Adrian Horton 

Gonzo Girl review – Patricia Arquette’s directorial debut is a disappointment

The actor makes an underwhelming first feature as film-maker, a thinly etched adaptation of Cheryl Della Pietra’s semi-autobiographical book
  
  

Willem Dafoe and Camila Morrone in Gonzo Girl
Willem Dafoe and Camila Morrone in Gonzo Girl. Photograph: Toronto film festival

There’s a certain image associated with gonzo journalism – daring, confessional, subversive, male. For all its successes and groundbreaking candor, it’s a style conflated with male ego and excess, the extremes of drugs, adventure and eccentricity that men could afford to pursue.

Gonzo Girl, the directorial debut of the actor Patricia Arquette, seems, at least on the surface, to be interested in complicating that image, or at least adding some footnotes. The 107-minute film, written by Rebecca Thomas and Jessica Caldwell and based on the semi-autobiographical novel by Cheryl Della Pietra, focuses on a young female assistant to a stand-in for Hunter S Thompson in the summer of 1992. Like her real-life counterpart, Alley Russo (Camila Morrone) is a bookish recent grad with literary aspirations who takes a gig assisting a famous writer at his Colorado ranch. Like Thompson, Willem Dafoe’s Walter Reade is a titanic personality, an erratic live wire subsisting on booze, hallucinogens and elephantine amounts of coke (there’s enough bumps in this movie to rival Wolf of Wall Street).

Tellingly, the film begins not with Alley but with Walter, as he conducts a typically volatile and combative reading in New York. Spring-loaded movements, rambling monologues, manic energy – it’s the type of role Dafoe can sink his teeth into, and he eats every scene. Which is a problem for a film that seems interested in the many female figures who support the reputation of singular genius, but has little interest in their lives outside of their relation to him.
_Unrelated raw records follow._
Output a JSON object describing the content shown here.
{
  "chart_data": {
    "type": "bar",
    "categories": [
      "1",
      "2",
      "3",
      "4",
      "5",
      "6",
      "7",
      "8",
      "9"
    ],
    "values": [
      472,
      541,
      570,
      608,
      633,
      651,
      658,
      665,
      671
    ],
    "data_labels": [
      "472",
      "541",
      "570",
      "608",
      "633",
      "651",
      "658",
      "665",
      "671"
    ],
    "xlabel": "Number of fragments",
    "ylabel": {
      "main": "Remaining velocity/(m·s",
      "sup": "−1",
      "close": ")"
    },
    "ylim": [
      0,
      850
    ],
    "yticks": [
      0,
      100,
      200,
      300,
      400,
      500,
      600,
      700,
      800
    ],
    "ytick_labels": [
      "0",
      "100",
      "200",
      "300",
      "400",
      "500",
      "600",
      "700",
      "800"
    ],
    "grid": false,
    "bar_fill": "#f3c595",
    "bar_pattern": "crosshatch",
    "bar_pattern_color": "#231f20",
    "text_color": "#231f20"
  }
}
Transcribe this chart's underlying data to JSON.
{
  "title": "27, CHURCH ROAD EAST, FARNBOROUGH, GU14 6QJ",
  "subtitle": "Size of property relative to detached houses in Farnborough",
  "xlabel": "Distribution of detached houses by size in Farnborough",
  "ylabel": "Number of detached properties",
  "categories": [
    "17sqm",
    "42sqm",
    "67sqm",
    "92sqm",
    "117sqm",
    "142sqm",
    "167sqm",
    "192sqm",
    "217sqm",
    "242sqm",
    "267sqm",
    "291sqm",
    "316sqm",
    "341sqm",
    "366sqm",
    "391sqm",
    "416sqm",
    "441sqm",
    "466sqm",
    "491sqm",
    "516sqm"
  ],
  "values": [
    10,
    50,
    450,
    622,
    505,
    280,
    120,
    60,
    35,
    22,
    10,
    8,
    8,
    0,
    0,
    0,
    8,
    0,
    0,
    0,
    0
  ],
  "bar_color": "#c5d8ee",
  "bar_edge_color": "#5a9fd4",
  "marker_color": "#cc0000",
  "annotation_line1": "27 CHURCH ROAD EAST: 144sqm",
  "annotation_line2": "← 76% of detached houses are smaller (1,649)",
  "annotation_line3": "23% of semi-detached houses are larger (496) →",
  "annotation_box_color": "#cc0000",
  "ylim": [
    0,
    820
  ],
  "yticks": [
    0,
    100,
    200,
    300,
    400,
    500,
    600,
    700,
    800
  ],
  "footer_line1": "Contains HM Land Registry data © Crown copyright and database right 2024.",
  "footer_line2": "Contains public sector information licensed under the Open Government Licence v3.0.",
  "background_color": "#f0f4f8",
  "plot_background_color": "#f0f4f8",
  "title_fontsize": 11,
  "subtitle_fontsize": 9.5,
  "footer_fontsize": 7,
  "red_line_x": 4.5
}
We get the barest sense of Alley’s personhood before the ranch, other than a clunky mention of needing money and wanting to write; she arrives shy and hesitant, but quickly adapts to the Walter Reade lifestyle – drugs, chaos, shooting guns and writing while high in an assemblage of poses and situations coded, either under his gaze or ours, as erotic.

Alley’s task, as relayed by Walter’s longtime secretary/fixer Claudia (Arquette) is to keep the party going but steer Walter to the typewriter just enough to get some good pages to his editor in New York, lest the cashflow cease. Given the hangers-on, the coke, the partying (including with Ray Nicholson’s Larry, a Hollywood actor who pops in and out) and Walter’s insecure, equally erratic girlfriend Devaney (You’s Elizabeth Lail), this is more difficult than promised. Alley begins channeling her ambitions by keeping a journal about Walter, then by writing as Walter, doctoring up his pages when his lifestyle far outpaces his former ability.

This amounts to a betrayal, though by the time it’s exposed, the relentless debauchery is too tiresome and the characterization too thin to really care, as if the existence of a lot of drugs, or a toxic kind-of mentor, is enough in itself to justify interest. Arquette’s direction outpaces the writing in this regard; the parties and drug trips are at least compellingly styled and shot, but there’s no sense of why Alley participates so willingly, why she’s charmed by Walter, why she continues to stay.

There’s an online joke that Morrone, who managed to eke out some space in the messy ensemble that was Daisy Jones & the Six, has a face that’s seen Instagram, and Gonzo Girl does little to dispel that this is not 1992. Her role is, for the most part, more modeling than acting – a series of ever more sexy outfits that cater to Walter’s taste (maybe?), in various postures of ecstasy, focus or distress. As the film wears on and the walls close in on Walker (at least financially), she fades away from the story, more trope than character.

More interesting is Claudia, a woman whose sweet, somewhat wearied affect masks a sinister, ice-cold self-protective streak – in other words, a typically Arquette creation. Towards the end, as Alley’s tolerance for Walter’s outbursts wanes, Claudia offers what seems to be the justification for all this mess on-screen: that every woman involved, every invisible secretary or assistant or girlfriend, gets some credit for the work, is responsible for some of the magic. It’s a shrug of a thesis on a skin-deep story. I’m certainly not against a movie of imperfect, messy feminism – women figuring out their own way in a crazy environment. But like Alley’s imitations of Walter’s prose, there’s a performative profundity to this inert tale of crossed boundaries, toxic bosses and dozens of lines.